Corynebacterium diphtheriae (C. diphtheriae) is a leading upper respiratory pathogen responsible for a deadly disease of childhood, diphtheria. Despite increased immunization coverage it continues to play a lethal role in developing countries. India witnessed an initial decline in the incidence of diphtheria over the years with a total of only 1326 cases reported in 1997 [1-3]. However, in recent years, a resurgence of diphtheria has been observed where India has accounted for almost 80% (3,123) cases reported in the world (4,053) in 2010 [4]. There have been several reports from various parts of the country demonstrating persistence [5] and resurgence of disease with an age shift of occurrence from below five years to above the age of five years [4,6-8].  Less commonly, the organism is also linked up with manifestations in the form of nasal, aural, conjunctival, cutaneous, umbilical and genital diphtheria due to the colonization of toxigenic C. diphtheriae strains in localized areas such as wounds, abscesses, skin lesions. At these sites, lesions usually occur as local pseudomembranous inflammation on mucosal surfaces accompanied by serosan-guineous exudates and exotoxin production followed by necrosis.
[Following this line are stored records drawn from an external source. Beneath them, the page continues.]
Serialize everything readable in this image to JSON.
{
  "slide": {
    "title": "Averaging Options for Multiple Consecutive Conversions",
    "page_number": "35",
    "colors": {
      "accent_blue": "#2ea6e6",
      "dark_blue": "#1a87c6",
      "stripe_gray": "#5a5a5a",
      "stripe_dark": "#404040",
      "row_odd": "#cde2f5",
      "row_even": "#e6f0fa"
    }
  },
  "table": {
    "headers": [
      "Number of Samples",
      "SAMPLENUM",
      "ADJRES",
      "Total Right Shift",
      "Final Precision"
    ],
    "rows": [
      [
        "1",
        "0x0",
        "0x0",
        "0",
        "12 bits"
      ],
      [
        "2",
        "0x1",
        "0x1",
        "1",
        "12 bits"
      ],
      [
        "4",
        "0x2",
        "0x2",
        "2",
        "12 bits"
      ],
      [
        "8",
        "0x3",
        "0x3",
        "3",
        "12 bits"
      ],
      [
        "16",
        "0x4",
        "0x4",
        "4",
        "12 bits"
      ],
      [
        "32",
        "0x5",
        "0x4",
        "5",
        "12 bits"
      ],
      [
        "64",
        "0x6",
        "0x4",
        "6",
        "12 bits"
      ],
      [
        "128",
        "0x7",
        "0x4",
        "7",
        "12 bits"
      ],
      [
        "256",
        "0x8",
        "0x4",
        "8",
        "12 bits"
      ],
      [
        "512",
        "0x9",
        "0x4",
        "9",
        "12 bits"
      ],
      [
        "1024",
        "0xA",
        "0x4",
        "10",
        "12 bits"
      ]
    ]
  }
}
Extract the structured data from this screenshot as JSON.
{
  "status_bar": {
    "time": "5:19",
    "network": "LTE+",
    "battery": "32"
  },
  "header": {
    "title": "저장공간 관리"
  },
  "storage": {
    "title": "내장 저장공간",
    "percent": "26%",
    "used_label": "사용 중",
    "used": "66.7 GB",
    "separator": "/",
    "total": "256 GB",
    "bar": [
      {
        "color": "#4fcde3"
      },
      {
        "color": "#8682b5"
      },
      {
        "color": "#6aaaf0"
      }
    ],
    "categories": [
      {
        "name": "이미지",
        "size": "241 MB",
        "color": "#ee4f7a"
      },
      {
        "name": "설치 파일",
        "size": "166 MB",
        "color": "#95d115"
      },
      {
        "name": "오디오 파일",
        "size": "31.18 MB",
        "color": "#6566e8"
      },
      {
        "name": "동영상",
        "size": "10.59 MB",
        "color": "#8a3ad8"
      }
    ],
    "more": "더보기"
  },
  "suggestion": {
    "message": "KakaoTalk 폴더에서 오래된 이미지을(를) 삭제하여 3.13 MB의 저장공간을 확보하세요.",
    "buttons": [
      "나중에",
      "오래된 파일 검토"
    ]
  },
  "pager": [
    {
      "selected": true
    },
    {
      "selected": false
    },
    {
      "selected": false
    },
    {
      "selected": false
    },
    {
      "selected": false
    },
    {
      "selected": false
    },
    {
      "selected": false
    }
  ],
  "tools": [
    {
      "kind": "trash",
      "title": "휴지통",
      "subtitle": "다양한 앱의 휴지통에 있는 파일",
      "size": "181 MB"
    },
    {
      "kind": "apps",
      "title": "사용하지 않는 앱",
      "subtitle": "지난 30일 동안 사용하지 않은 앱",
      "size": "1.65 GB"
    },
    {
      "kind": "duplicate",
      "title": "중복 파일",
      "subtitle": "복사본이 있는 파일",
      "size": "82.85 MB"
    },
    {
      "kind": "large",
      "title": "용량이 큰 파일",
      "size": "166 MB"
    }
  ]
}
Systemic lesions of the heart and (to a lesser extent) nerve due to potent exotoxin released by the bacterium increase the severity [9]. According to the available literature, C. diphtheriae has been rarely implicated in causation of otitis media. Hereby, we report a rare case of isolation of toxigenic C. diphtheriae from a CSOM patient and discuss its role as a clinically significant and re-emerging pathogen.   

Case Report

A 24 year female presented with pus discharge from left ear since childhood.  The discharge was yellowish, intermittent, mucopurulent, non-foul smelling and non-blood stained. There was history of decreased hearing from left ear which was gradual in onset, progressive and subsequently interfering in routine communication. Patient had taken several courses of antimicrobial (oral and topical) treatment in the past to which she responded favourably every time. The patient’s general physical examination was within normal limits. On local examination, there was subtotal perforation with all margins present in the left ear [Fig.1a] while, the right tympanic membrane was intact. There was no evidence of pseudomembrane or patch in the left middle ear. There was also no preauricular, postauricular or mastoid lymphadenopathy. Examination of right ear, nose and throat were within normal limits.



    The pus discharge from left ear was collected with the help of a sterile swab stick and sent to microbiology laboratory for isolation of causative agent/s following which patient was offered empirical treatment with topical ciprofloxacin ear drops. Direct Gram staining of the sample showed presence of pus cells along with Gram positive bacilli that were thin, long, slightly curved with granules at both the poles and few were arranged in Chinese letter pattern resembling Corynebacterium spp. Few gram negative bacilli were also observed. Albert staining revealed rod like structures or bacilli with polar metachromatic granules resembling C. diphtheriae. On the basis of microscopic finding, culture was performed on blood agar, MacConkey’s agar and potassium tellurite medium. Plates were incubated at 370C and examined after 24 hours and 48 hours. After overnight incubation, growth suggestive of Pseudomonas aeruginosa and Klebsiella pneumoniae was observed. Potassium tellurite medium grew black coloured colonies after 48 hours of incubation which were identified as C. diphtheriae using Gram and Albert staining morphology [Fig.2]. All the isolates were confirmed using standard biochemical tests [10].  Pseudomonas aeruginosa was identified by its characteristic green pigment produced on the media, oxidase positivity, oxidative reaction in oxidative fermentative medium and motility. Klebsiella pneumoniae was identified by mucoid lactose fermenting colonies produced on MacConkey’s medium with negative oxidase reaction, positive Vogues Proskeur test, positive citrate utilization and urea hydrolysis test with negative methyl red test and absence of indole production. The isolate suspected as C. diphtheriae was sent to National Centre for Disease Control (NCDC), New Delhi for further confirmation and toxigenicity testing. It was confirmed as C. diphtheriae biotype mitis by Hiss’s serum sugars and other standard biochemical reactions and was reported to be positive for toxin production using Elek’s gel precipitation test.  Meanwhile, patient underwent audiometry which showed moderately severe conductive hearing loss. X-ray mastoid (Schuller view) showed bilateral pneumatic mastoid.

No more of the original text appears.